GeoDeepDive-tools
is a Python module that assists with writing
code against the CoreNLP sentences_nlp352
-formatted
data that are contained in the GeoDeepDive corpus.
Currently, this toolkit contains a basic Sentence
and Word
API that allows
records to be manipulated in a "natural" manner. This assists with producing
code with a clear flow of logic.
Immediate future plans include a "phrase" construct, and potentially interfaces to other tools.
This code is in its early phases; as such, it is not explicitly versioned or
available on PyPI. However, the current master
version can be easily installed
from this repository using
> pip install git+https://github.com/davenquinn/GeoDeepDive-tools.git
from GDDTools import Sentence
# An object extracted from a row in the `sentences_nlp352` data table
obj = dict(
index=0,
words=['Hello',',','World','!'],
lemmas=['hello',',','world','!'],
poses=['UH',',','NN','.'],
ners=['O','O','O','O'],
dep_parent=[...]
# `word_idx` array can be provided but is not used (it is redundant)
)
sentence = Sentence(obj)
print(sentence) # -> "Hello, world!"
sentence.word[0].is_noun # -> False
sentence.word[1].previous().lemma # hello
Using sqlalchemy
table reflection, data can be loaded simply into an object with the requisite
keys, so that setup is quite terse:
from sqlalchemy import create_engine, MetaData, Table
from sqlalchemy.orm.session import sessionmaker
# SQLAlchemy ORM setup
engine = create_engine("postgresql:///GeoDeepDive-test")

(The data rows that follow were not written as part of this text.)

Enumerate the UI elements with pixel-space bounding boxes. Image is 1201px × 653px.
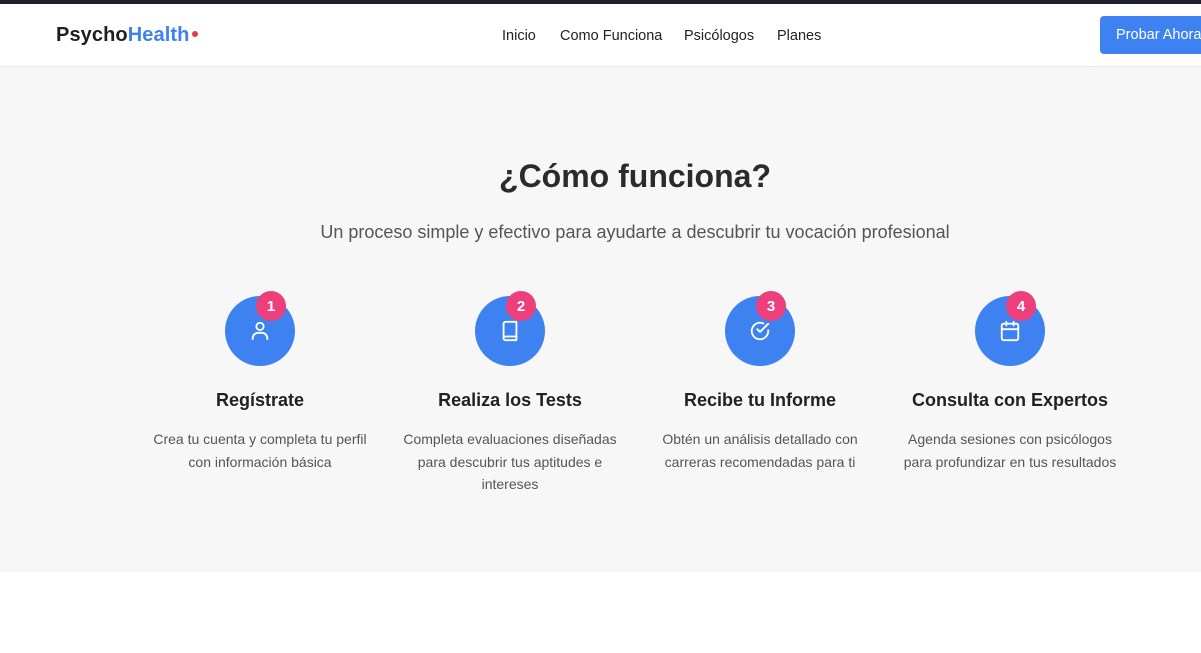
step-title: Consulta con Expertos [911,390,1109,410]
nav-link-inicio[interactable]: Inicio [502,28,536,44]
step-number-badge: 3 [756,291,786,321]
try-now-button[interactable]: Probar Ahora [1100,16,1201,54]
step-description: Completa evaluaciones diseñadas para des… [403,431,617,492]
section-title: ¿Cómo funciona? [499,158,771,194]
step-number-badge: 2 [506,291,536,321]
step-description: Agenda sesiones con psicólogos para prof… [903,431,1117,470]
step-card-1: 1 Regístrate Crea tu cuenta y completa t… [145,291,375,473]
step-card-2: 2 Realiza los Tests Completa evaluacione… [395,291,625,496]
step-icon-circle: 4 [975,291,1045,366]
section-subtitle: Un proceso simple y efectivo para ayudar… [320,222,950,242]
site-header: PsychoHealth Inicio Como Funciona Psicól… [0,4,1201,67]
step-card-3: 3 Recibe tu Informe Obtén un análisis de… [645,291,875,473]
step-icon-circle: 1 [225,291,295,366]
main-nav: Inicio Como Funciona Psicólogos Planes [0,28,1201,48]
step-icon-circle: 3 [725,291,795,366]
step-title: Regístrate [215,390,305,410]
step-number-badge: 4 [1006,291,1036,321]
step-description: Crea tu cuenta y completa tu perfil con … [153,431,367,470]
nav-link-planes[interactable]: Planes [777,28,821,44]
step-description: Obtén un análisis detallado con carreras… [662,431,858,470]
nav-link-psicologos[interactable]: Psicólogos [684,28,754,44]
calendar-icon [999,320,1021,342]
step-title: Realiza los Tests [438,390,582,410]
step-icon-circle: 2 [475,291,545,366]
step-number-badge: 1 [256,291,286,321]
check-circle-icon [749,320,771,342]
user-icon [249,320,271,342]
how-it-works-section: ¿Cómo funciona? Un proceso simple y efec… [0,67,1201,572]
step-card-4: 4 Consulta con Expertos Agenda sesiones … [895,291,1125,473]
nav-link-como-funciona[interactable]: Como Funciona [560,28,662,44]
book-icon [499,320,521,342]
step-title: Recibe tu Informe [683,390,837,410]
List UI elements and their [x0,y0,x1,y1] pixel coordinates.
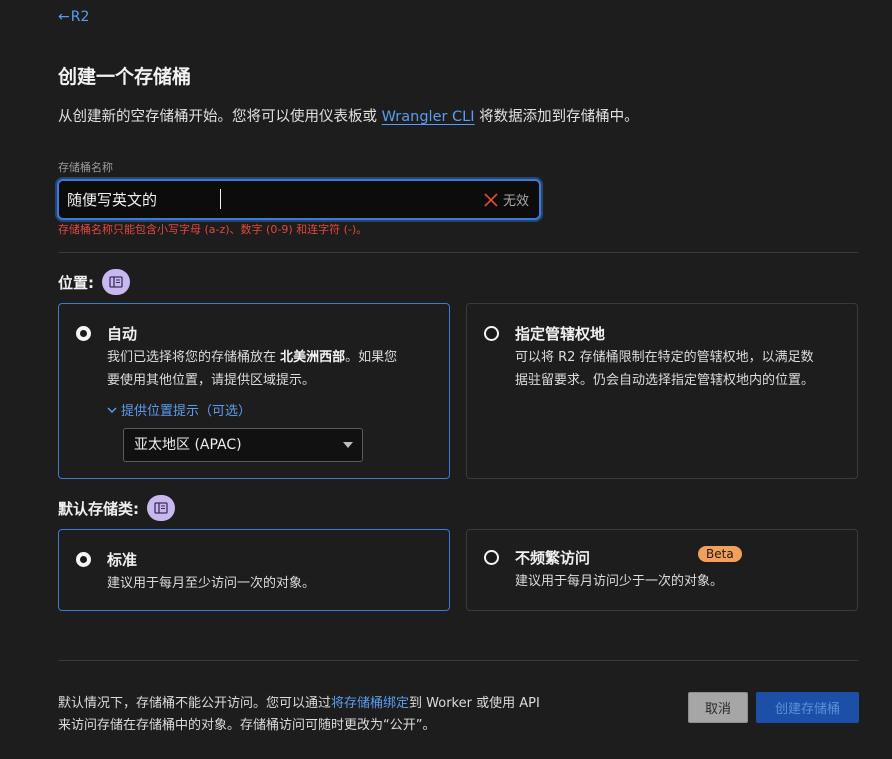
location-auto-desc-1: 我们已选择将您的存储桶放在 [107,350,281,365]
radio-infrequent[interactable] [484,550,499,565]
region-select-value: 亚太地区 (APAC) [134,437,242,453]
book-icon[interactable] [102,269,130,295]
bind-bucket-link[interactable]: 将存储桶绑定 [331,696,409,711]
subtitle-text-2: 将数据添加到存储桶中。 [474,109,639,125]
location-title: 位置: [58,273,94,292]
back-link[interactable]: ←R2 [58,9,89,25]
storage-class-standard[interactable]: 标准 建议用于每月至少访问一次的对象。 [58,529,450,611]
invalid-label: 无效 [502,194,529,209]
location-jurisdiction-desc-2: 据驻留要求。仍会自动选择指定管辖权地内的位置。 [515,373,815,388]
footer-note: 默认情况下，存储桶不能公开访问。您可以通过将存储桶绑定到 Worker 或使用 … [58,693,540,737]
create-bucket-button[interactable]: 创建存储桶 [756,692,859,723]
footer-note-3: 来访问存储在存储桶中的对象。存储桶访问可随时更改为“公开”。 [58,718,436,733]
subtitle-text-1: 从创建新的空存储桶开始。您将可以使用仪表板或 [58,109,382,125]
location-jurisdiction-desc: 可以将 R2 存储桶限制在特定的管辖权地，以满足数 据驻留要求。仍会自动选择指定… [515,346,814,392]
location-auto-desc-3: 要使用其他位置，请提供区域提示。 [107,373,316,388]
location-option-jurisdiction[interactable]: 指定管辖权地 可以将 R2 存储桶限制在特定的管辖权地，以满足数 据驻留要求。仍… [466,303,858,479]
bucket-name-field[interactable]: 无效 [57,179,541,220]
page-title: 创建一个存储桶 [58,66,192,88]
footer-note-2: 到 Worker 或使用 API [409,696,540,711]
region-select[interactable]: 亚太地区 (APAC) [123,428,363,462]
location-auto-title: 自动 [107,325,138,343]
back-link-label: R2 [70,9,90,25]
beta-badge: Beta [698,546,742,562]
bucket-name-label: 存储桶名称 [58,161,113,174]
wrangler-cli-link[interactable]: Wrangler CLI [382,109,475,125]
location-hint-toggle[interactable]: 提供位置提示（可选） [107,400,251,419]
book-icon[interactable] [147,495,175,521]
bucket-name-input[interactable] [67,181,467,218]
invalid-indicator: 无效 [483,190,529,209]
location-auto-desc-2: 。如果您 [345,350,398,365]
caret-down-icon [343,442,353,448]
bucket-name-error: 存储桶名称只能包含小写字母 (a-z)、数字 (0-9) 和连字符 (-)。 [58,223,368,236]
storage-class-infrequent[interactable]: 不频繁访问 Beta 建议用于每月访问少于一次的对象。 [466,529,858,611]
location-auto-desc: 我们已选择将您的存储桶放在 北美洲西部。如果您 要使用其他位置，请提供区域提示。 [107,346,397,392]
x-icon [484,192,498,207]
location-jurisdiction-title: 指定管辖权地 [515,325,606,343]
storage-infrequent-desc: 建议用于每月访问少于一次的对象。 [515,574,724,589]
location-jurisdiction-desc-1: 可以将 R2 存储桶限制在特定的管辖权地，以满足数 [515,350,814,365]
text-caret [220,189,221,209]
page-subtitle: 从创建新的空存储桶开始。您将可以使用仪表板或 Wrangler CLI 将数据添… [58,105,639,126]
location-auto-region: 北美洲西部 [280,350,346,365]
footer-note-1: 默认情况下，存储桶不能公开访问。您可以通过 [58,696,332,711]
location-hint-label: 提供位置提示（可选） [121,404,252,419]
radio-jurisdiction[interactable] [484,326,499,341]
chevron-down-icon [107,407,117,413]
storage-standard-title: 标准 [107,551,138,569]
radio-auto[interactable] [76,326,91,341]
storage-infrequent-title: 不频繁访问 [515,549,591,567]
radio-standard[interactable] [76,552,91,567]
divider [58,252,858,253]
location-option-auto[interactable]: 自动 我们已选择将您的存储桶放在 北美洲西部。如果您 要使用其他位置，请提供区域… [58,303,450,479]
storage-standard-desc: 建议用于每月至少访问一次的对象。 [107,576,316,591]
storage-class-title: 默认存储类: [58,499,139,518]
storage-class-section-title: 默认存储类: [58,495,175,521]
divider [58,660,858,661]
arrow-left-icon: ← [58,9,70,25]
cancel-button[interactable]: 取消 [688,692,748,723]
location-section-title: 位置: [58,269,130,295]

meta=MetaData(bind=engine)
nlp = Table("test_sentences_nlp352", meta, autoload=True)
session = sessionmaker(bind=engine)()
for row in session.query(nlp):
sentence = Sentence(row)
for word in sentence:
if word.lemma not in ['rock','star']:
continue
print(word)
The ignimbrites test application is based around a slightly more intricate implementation of this pattern, and shows some examples of using the API.
Contributions in the form of raised issues and pull requests are welcomed. Let me know if you're using this tool in your code!